As ye judge those who fund thee, ye shall be judged
"If it were not for the intellectual snobs who pay — in solid cash — the tribute which philistinism owes to culture, the arts would perish with their starving practitioners. Let us thank heaven for hypocrisy."
Huxley, Aldous
Robin is always keen to remind us how status-seeking humans are, and the above quote is a gem in that regard. Laced through it are the claims that art is valuable, that patrons are vital to art, and yet that these patrons should be disdained – especially compared with the poor-but-high-status artist.
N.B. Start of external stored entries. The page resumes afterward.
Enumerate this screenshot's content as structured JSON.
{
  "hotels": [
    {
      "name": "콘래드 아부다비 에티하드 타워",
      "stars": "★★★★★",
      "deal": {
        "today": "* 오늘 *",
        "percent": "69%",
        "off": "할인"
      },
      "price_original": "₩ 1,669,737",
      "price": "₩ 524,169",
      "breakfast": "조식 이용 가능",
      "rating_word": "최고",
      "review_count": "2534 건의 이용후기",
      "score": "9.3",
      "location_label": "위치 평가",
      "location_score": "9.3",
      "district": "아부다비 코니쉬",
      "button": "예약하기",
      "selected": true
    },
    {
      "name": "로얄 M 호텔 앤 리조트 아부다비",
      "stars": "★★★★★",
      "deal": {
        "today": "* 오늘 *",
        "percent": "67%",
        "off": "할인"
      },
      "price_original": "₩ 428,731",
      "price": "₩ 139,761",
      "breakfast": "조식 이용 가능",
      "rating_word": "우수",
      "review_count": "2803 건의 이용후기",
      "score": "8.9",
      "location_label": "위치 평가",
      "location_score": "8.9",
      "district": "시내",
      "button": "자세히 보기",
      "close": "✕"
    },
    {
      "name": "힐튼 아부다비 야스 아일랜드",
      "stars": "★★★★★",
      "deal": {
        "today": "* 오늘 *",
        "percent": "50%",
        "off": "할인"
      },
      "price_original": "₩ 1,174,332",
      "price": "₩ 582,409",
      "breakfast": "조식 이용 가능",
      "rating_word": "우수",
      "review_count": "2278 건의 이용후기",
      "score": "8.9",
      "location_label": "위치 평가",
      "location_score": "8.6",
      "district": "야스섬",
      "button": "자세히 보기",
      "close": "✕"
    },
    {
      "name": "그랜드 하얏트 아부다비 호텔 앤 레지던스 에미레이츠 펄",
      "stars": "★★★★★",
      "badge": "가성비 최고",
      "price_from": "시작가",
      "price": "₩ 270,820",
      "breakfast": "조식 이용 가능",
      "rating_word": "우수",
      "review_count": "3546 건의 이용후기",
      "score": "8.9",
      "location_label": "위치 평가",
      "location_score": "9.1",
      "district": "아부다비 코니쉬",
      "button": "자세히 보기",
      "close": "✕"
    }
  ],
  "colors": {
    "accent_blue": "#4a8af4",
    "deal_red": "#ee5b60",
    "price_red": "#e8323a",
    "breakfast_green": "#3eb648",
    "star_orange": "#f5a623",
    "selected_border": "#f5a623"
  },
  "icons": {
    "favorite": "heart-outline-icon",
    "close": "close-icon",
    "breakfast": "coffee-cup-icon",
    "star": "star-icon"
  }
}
This can be expanded into a general test for detecting self-serving status-seeking. It isn’t enough to show that people are attracted to high status professions (people’s opinions of status varies, and they may have decided that certain professions are worthwhile to the world, and thus accorded them higher status). It isn’t even enough to note that people’s everyday behavior is status seeking – unless we can estimate the marginal difficulties in making a “worthwhile” profession more worthy, versus the marginal difficulties in increasing status.
However Huxley’s quote gives us a way of controlling these variables. If a profession is deemed worthwhile to the world, then those who enable it, or fund it, are equally worthwhile. If someone would accord their own work a high status but disdains patrons/funding bodies/stockholders, then their own status seeking is plain to see.
The converse is also true; one artist, at least, gets it:
"If a patron buys from an artist who needs money (needs money to buy tools, time, food), the patron then makes himself equal to the artist; he is building art into the world; he creates."